For the first time in several years, San Diego State is not expected to have a significant decline in faculty members from the previous fall to this semester.
This year, 42 new faculty members are expected to balance out the number of lecturers and tenured professors lost in the past year: However, SDSU Associate Vice President for Faculty Affairs Edith Benkov said, “we are nowhere near out of the woods.”
Benkov said while this hiring period was relatively larger than others in the past few years, it is possible the next hiring period will be significantly smaller next fall.
“We’re not really hiring for next year at this point,” she said. “We don’t plan on this recent spike as being a trend that will continue next year.”
The exact number of faculty gained and lost during the past year will not be available until October when all of the facts will be released, so commentary at this point is an estimate.
Benkov, however, has confidence in SDSU’s budgeting ability during the currently challenging economic times.
“SDSU has always done well in managing its money. We’ve always found ways to get around budget cuts, but with the recent increase in cuts, everyone is stretched as thin as they can be,” Benkov said.
Several faculty members in SDSU’s Department of Mathematics and Statistics share Benkov’s skepticism. The entire SDSU College of Sciences received only three of the 42 incoming faculty, and the department was forced to reduce its five full-time lecturer staff to one part-time lecturer.
In October of last year, the department wrote a letter signed by the division of mathematics and applications’ 13 faculty members to Provost Nancy A. Marlin. It outlined the crippled state of SDSU’s mathematics department in comparison to those of other California State Universities.
SDSU has a ratio of .48 math professors for every 1,000 students that the letter states, “puts us at the level of universities of the lowest academic standards.”
This proportion is significantly lower than other schools in the CSU system, such as Cal State Northridge and San Jose State. Both have more than twice as many math professors proportional to their student bodies.
“At our current critical levels of staffing, the education of our students and our research are both being jeopardized,” the department wrote. “We are offering fewer and larger undergraduate classes, and (have) canceled many upper division and graduate-level classes.”

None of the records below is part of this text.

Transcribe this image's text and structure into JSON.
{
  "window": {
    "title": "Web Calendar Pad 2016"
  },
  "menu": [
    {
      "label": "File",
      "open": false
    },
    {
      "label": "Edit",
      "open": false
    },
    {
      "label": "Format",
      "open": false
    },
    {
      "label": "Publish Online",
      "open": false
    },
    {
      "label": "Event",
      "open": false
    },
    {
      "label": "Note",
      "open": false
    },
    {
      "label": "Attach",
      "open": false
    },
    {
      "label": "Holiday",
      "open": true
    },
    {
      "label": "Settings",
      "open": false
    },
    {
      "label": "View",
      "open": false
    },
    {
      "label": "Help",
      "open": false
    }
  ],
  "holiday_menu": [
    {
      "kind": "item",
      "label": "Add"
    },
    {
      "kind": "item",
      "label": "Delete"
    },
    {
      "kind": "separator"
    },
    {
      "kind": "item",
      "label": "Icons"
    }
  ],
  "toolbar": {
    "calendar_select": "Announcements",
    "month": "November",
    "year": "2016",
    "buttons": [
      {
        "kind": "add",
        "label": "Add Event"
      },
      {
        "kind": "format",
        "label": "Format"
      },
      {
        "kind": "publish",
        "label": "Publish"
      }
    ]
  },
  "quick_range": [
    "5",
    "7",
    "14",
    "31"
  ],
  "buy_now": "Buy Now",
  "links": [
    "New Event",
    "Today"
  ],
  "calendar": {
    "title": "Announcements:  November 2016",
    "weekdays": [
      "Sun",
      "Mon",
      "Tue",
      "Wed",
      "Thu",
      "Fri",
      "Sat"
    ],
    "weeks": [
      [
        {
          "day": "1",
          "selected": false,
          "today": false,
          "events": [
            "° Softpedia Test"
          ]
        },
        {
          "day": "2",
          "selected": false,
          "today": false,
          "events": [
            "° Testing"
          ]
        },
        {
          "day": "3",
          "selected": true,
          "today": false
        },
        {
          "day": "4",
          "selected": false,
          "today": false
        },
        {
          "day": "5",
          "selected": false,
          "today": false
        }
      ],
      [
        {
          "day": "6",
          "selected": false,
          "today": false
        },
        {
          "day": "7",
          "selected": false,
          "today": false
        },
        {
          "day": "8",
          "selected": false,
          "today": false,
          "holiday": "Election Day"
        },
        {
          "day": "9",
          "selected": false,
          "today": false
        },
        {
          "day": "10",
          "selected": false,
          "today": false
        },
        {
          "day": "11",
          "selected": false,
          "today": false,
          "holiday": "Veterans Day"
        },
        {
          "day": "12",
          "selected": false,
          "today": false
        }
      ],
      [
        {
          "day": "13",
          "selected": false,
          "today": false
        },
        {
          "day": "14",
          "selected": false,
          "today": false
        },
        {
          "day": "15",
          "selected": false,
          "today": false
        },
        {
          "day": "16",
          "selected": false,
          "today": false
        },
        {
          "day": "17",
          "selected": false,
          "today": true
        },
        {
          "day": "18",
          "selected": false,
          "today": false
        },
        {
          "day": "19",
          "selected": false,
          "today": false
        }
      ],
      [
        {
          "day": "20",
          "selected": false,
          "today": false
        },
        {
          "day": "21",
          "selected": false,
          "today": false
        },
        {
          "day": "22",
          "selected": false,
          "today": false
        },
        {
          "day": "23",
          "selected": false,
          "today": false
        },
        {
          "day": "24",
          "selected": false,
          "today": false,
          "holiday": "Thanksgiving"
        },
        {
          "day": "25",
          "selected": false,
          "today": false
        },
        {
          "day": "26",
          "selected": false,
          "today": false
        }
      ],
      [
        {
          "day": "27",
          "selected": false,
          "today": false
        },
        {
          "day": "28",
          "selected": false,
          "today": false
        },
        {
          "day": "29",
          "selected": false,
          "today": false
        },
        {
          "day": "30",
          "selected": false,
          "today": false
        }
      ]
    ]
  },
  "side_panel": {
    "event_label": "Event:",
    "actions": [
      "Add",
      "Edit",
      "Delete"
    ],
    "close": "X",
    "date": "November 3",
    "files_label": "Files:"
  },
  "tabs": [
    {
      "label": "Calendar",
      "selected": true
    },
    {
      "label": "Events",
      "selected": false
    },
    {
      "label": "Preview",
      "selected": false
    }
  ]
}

These cutbacks have been occurring steadily across the entire CSU system for the past decade. Since the late ‘90s, student enrollment has increased by 18 percent. Instructional faculty has only increased by 7 percent during that period and tenure-line instructional faculty has not increased at all.
According to the California Faculty Association, executive salaries, such as those of the campus presidents and the CSU chancellor, have increased by 71 percent while student fees have increased 263 percent.
“In short, we are over-stretched beyond our limits,” finished the letter. “We are asked to do more and more with less and less.”